The Tobruk-based government’s Libyan ambassador at the United Nations, Ibrahim Dabbashi, says at this stage his government wouldn’t support U.N. authorization of the use of force to seize or destroy smugglers’ boats within Libya. “We will not accept any boots on the ground,” Tobruk argues. But simply deploying more European naval vessels off the waters of Libya to save migrants will encourage even more to flock to Libya to take their chances.

E.U. officials acknowledge there are legal and diplomatic hurdles still to be jumped before the mission goes ahead—the military chiefs say U.N. authorization also will be necessary for the mission. But even if that’s forthcoming, they share worries that the trade will start being displaced to Libya’s North African neighbors.

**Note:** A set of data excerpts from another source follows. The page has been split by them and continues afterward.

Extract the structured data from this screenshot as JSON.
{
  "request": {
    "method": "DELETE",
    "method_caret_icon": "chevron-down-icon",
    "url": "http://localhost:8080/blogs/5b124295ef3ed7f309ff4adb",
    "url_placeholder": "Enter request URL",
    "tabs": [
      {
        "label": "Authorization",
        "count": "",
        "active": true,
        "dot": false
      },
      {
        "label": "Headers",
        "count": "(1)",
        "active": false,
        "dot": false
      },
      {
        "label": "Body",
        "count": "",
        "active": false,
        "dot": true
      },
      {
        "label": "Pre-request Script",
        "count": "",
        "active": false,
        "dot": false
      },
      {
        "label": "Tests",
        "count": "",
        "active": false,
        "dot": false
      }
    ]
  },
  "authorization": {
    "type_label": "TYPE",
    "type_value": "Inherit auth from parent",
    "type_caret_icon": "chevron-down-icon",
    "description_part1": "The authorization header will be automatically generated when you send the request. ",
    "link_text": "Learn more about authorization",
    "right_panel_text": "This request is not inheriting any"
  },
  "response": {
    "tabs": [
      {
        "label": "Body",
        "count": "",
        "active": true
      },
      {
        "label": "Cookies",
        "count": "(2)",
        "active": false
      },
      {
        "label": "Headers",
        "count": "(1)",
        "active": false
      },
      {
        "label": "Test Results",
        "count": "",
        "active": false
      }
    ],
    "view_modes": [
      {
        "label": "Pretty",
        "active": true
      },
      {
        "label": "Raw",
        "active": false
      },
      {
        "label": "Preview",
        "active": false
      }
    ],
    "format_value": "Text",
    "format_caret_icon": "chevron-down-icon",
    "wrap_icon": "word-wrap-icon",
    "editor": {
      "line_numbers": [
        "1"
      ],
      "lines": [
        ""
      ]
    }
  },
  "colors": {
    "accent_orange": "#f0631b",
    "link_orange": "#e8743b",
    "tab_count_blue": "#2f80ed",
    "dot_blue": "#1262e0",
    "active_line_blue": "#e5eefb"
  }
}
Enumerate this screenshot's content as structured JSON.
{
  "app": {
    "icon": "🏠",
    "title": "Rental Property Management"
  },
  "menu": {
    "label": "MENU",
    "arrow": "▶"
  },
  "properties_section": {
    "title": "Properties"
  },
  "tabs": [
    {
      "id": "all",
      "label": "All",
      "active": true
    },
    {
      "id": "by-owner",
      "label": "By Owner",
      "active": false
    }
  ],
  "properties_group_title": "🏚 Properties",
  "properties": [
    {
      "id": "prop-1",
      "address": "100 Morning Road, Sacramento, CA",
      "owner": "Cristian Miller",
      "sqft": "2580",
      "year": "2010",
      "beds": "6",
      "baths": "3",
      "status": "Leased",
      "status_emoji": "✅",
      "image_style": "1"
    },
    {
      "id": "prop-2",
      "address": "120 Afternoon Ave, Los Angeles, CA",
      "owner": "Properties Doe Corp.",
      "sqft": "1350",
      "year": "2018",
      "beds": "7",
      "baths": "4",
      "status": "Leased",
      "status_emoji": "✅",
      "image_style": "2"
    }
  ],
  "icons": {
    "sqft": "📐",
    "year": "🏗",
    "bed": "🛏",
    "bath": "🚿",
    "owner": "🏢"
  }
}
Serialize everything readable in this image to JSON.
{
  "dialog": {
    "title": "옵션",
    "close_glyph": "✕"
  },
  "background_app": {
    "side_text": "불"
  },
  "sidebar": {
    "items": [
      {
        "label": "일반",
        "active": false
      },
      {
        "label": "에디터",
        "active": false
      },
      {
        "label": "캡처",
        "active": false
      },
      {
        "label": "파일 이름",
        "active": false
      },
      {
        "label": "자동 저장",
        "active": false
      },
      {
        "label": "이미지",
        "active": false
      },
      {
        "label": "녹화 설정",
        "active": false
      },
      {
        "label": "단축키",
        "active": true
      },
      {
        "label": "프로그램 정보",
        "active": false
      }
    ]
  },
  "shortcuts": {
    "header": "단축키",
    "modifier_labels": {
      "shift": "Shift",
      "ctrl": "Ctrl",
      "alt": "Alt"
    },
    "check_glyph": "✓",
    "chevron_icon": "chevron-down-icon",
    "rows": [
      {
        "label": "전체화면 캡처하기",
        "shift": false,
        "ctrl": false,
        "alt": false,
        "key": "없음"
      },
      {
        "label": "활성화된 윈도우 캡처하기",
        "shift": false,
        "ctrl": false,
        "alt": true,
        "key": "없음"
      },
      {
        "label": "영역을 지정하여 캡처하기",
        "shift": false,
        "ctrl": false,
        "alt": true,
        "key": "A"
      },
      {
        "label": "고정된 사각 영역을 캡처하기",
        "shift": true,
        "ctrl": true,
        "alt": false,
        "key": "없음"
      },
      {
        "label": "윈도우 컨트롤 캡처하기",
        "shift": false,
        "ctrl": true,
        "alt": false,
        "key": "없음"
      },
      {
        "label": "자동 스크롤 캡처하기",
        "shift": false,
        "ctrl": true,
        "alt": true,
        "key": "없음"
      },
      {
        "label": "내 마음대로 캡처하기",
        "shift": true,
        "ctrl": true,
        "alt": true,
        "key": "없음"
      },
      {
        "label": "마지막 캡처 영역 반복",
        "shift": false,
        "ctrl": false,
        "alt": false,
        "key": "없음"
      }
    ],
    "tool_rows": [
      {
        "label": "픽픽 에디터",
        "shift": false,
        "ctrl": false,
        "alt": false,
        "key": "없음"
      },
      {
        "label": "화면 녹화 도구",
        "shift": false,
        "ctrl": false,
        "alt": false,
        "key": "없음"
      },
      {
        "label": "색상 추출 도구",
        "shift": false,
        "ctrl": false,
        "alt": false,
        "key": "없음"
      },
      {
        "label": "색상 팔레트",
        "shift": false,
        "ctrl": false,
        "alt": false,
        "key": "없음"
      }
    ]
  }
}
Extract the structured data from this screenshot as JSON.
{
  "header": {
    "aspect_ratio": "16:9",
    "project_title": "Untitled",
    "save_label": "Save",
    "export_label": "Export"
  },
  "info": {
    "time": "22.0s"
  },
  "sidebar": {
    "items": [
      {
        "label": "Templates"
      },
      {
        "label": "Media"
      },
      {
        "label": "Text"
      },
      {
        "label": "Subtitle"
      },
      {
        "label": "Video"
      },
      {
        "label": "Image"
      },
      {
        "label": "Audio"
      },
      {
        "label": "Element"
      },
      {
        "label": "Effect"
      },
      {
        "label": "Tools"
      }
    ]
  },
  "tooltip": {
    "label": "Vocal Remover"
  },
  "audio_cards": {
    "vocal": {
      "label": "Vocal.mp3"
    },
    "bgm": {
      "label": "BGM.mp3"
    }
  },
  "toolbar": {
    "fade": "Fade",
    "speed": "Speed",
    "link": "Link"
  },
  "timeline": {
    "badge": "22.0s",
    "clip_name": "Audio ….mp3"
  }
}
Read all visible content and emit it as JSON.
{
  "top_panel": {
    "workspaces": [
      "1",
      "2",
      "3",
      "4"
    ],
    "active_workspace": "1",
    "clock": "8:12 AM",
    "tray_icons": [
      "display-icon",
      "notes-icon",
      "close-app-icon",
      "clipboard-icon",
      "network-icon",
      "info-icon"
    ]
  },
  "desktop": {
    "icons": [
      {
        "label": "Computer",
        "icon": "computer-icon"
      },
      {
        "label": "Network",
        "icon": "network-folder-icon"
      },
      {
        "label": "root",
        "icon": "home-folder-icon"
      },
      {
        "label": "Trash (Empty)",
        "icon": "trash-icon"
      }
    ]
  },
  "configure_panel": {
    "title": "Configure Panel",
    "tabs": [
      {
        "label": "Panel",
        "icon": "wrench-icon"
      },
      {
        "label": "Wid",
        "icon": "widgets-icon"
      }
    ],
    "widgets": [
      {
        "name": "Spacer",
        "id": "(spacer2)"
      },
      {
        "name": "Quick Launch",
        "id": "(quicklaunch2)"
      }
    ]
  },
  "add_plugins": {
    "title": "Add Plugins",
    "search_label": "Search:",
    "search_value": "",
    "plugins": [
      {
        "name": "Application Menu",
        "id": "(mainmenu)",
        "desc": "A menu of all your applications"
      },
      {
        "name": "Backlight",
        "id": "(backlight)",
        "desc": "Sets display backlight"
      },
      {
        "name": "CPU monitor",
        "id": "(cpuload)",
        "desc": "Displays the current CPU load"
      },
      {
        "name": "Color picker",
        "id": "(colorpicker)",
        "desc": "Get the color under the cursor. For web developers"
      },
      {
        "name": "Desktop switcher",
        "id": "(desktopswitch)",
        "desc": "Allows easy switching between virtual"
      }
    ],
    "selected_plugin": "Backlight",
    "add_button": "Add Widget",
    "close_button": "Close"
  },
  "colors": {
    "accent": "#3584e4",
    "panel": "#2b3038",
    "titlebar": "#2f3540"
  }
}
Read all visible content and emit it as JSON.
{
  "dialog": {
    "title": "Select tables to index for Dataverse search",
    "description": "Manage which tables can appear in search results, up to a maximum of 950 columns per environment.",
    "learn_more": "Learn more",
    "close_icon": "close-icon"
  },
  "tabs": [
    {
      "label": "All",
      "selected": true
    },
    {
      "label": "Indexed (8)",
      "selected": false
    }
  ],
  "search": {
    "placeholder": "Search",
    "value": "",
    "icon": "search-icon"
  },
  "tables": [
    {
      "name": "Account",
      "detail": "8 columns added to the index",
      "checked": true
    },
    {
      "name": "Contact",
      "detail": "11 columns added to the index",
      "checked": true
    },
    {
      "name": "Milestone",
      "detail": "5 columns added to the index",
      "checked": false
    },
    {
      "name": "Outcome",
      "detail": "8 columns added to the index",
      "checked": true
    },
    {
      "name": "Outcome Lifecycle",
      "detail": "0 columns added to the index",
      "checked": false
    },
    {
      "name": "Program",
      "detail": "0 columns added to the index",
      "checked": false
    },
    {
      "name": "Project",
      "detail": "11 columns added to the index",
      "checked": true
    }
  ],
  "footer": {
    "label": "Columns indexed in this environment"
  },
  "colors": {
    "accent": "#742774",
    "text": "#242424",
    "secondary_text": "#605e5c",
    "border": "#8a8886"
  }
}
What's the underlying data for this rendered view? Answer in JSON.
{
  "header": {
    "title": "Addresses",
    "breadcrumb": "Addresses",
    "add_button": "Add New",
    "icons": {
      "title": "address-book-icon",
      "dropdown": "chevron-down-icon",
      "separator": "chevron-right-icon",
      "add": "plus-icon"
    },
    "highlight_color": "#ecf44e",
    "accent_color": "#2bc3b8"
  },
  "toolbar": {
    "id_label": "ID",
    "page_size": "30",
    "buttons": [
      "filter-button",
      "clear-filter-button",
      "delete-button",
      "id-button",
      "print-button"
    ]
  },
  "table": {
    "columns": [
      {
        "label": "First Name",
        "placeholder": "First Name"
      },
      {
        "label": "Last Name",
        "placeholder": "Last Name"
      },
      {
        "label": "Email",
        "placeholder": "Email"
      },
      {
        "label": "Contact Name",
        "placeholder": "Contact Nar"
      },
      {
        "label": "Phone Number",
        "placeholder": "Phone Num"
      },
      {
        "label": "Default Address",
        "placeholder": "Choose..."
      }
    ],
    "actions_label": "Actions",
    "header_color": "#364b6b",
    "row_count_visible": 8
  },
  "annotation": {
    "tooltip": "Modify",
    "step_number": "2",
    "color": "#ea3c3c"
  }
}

In their advice to their political bosses, the chiefs cautioned: “It must be, also, taken into account during the planning phase of the operation that the confrontation of the migratory flows in the Southern Central Mediterranean could lead to the increase of the migratory flows in other areas, especially in the Western and the Eastern Mediterranean.”

That seems highly likely. European officials often talk as though the smuggling business is overseen by a few top traffickers, but the operations are deeply rooted, with highly adaptable networks controlled by tribal alliances and cartels that often have informal agreements with local officials. They can reconfigure routes used for smuggling everything from contraband and weapons to people.

Tribes such as the Twazin and Ouderna in Tunisia and Nwayel in Libya have developed over the years a range of black market, cross-border services. And they have found their way around international embargoes and military crackdowns before. In fact they thrived during the years the United Nations imposed an embargo on Libya to punish the regime of Muammar Gaddafi, whose ouster in 2011 was hailed as a triumph for liberty and democracy.